= Life-span, life-space theory =

Model in vocational psychology

The Life-span, life-space theory is a prominent model in vocational psychology developed by American psychologist Donald Super. It emphasizes that career development is a lifelong process, shaped by an individual’s evolving self-concept and the various social roles they occupy across their lifespan. The theory integrates developmental psychology with a focus on life roles and career maturity, forming the foundation for many career counseling practices worldwide.

== Theoretical foundations ==
Super proposed that career choices are not isolated decisions but reflect a person’s broader attempt to implement their self-concept. Self-concept, in this context, is how individuals perceive their abilities, values, personality, and preferences. As people grow and experience new environments, their self-concept evolves, and so too may their career trajectory.

== Developmental stages ==

Super outlined five major life stages in career development, each representing a set of tasks and transitions individuals typically encounter. These stages are age-related but flexible depending on individual circumstances and life changes.

The Growth stage (birth to age 14) focuses on the formation of attitudes, interests, and initial self-concepts. Children begin to understand the world of work through role models and experiences, laying the groundwork for future career development.

The Exploration stage (ages 15–24) is characterized by the tentative examination of career options. Through part-time work, education, and hobbies, individuals begin to crystallize and specify vocational preferences and initiate preliminary occupational choices.

The Establishment stage (ages 25–44) involves entry into the workforce and efforts to achieve stability and advancement. Individuals solidify their career identity through skill development, work experience, and upward mobility.

During the Maintenance stage (ages 45–64), individuals work to preserve their positions, refine their expertise, and adjust to changing job demands. This period may include mentoring or reevaluating long-term goals.

The Disengagement stage (age 65 and older) centers on preparing for and transitioning into retirement. People gradually reduce their workload and begin to withdraw from active participation in their professional roles.

== Life roles and the life-career rainbow ==
A distinctive element of the theory is its recognition of multiple life roles.

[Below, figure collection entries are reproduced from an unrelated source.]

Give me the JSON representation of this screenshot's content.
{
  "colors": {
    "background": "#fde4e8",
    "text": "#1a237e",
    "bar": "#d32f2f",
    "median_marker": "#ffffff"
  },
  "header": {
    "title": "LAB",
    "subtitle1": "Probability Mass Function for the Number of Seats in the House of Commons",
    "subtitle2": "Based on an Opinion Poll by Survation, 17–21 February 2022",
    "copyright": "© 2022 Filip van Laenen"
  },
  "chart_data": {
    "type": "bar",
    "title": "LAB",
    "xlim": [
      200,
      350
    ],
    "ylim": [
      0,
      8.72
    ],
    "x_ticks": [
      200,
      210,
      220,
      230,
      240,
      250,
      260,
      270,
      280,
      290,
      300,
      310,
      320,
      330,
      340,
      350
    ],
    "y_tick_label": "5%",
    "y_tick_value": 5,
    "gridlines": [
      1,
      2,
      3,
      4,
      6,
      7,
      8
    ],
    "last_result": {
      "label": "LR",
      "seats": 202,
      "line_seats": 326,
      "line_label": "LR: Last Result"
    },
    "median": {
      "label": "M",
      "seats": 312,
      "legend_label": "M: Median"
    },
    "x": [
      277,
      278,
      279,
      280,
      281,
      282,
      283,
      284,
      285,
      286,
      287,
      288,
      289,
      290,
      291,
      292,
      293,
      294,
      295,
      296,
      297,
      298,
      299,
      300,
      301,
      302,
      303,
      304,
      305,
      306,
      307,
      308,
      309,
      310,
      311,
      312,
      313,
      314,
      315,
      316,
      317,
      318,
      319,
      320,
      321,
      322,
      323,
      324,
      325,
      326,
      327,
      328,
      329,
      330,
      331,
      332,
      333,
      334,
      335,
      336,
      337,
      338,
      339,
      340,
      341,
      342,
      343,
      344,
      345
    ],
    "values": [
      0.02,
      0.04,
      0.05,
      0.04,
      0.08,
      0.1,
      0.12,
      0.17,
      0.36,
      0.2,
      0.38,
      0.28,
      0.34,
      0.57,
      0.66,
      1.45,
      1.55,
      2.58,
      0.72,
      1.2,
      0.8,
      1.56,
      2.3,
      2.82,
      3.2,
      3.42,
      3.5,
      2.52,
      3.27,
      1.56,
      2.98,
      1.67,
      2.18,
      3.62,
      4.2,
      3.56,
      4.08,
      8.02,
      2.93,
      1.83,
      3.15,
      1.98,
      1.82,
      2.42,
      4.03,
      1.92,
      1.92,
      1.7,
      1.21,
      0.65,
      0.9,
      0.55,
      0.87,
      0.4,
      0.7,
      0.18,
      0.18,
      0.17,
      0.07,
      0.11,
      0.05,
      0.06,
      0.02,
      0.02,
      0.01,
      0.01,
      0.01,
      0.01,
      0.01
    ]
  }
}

Super introduced the concept of the life-career rainbow to illustrate how individuals concurrently manage roles such as child, student, worker, spouse, and citizen. These roles shift in importance over time and interact with one’s career path. Some scholars have argued that Super’s stage-based structure may not account for individuals whose career paths are nonlinear or interrupted, such as those affected by economic instability, caregiving responsibilities, or health challenges.

== Career maturity ==
Super also introduced the construct of career maturity, which refers to an individual’s readiness to make appropriate career decisions at different developmental stages. Career maturity involves cognitive, emotional, and behavioral readiness and varies across individuals independent of chronological age.

== Criticism and limitations ==
Although the Life-Span, Life-Space Theory has been influential, it has received some critique. Scholars have noted that the model was developed primarily within a Western cultural context and may not fully capture the experiences of individuals in collectivist cultures or in contexts where career paths are constrained by socioeconomic or systemic factors. Others have questioned the model’s applicability to nonlinear or flexible career paths, especially in light of changing labor market dynamics and the rise of gig and freelance work. Super’s theory is one of the most widely referenced frameworks in career counseling literature, offering a comprehensive model that addresses personal development across the life span. Some scholars have argued that Super’s stage-based structure may not account for individuals whose career paths are nonlinear or interrupted, such as those affected by economic instability, caregiving responsibilities, or health challenges.

== Legacy and influence ==
Super’s work laid the foundation for modern developmental approaches to career counseling. The model continues to inform academic research, career assessment tools, and practical frameworks in education and human resource development. His emphasis on self-concept and life roles helped shift vocational psychology toward a more holistic and lifespan-oriented view of career development. Career construction theory, developed by Mark Savickas, builds upon Super’s emphasis on self-concept by incorporating narrative approaches to career development.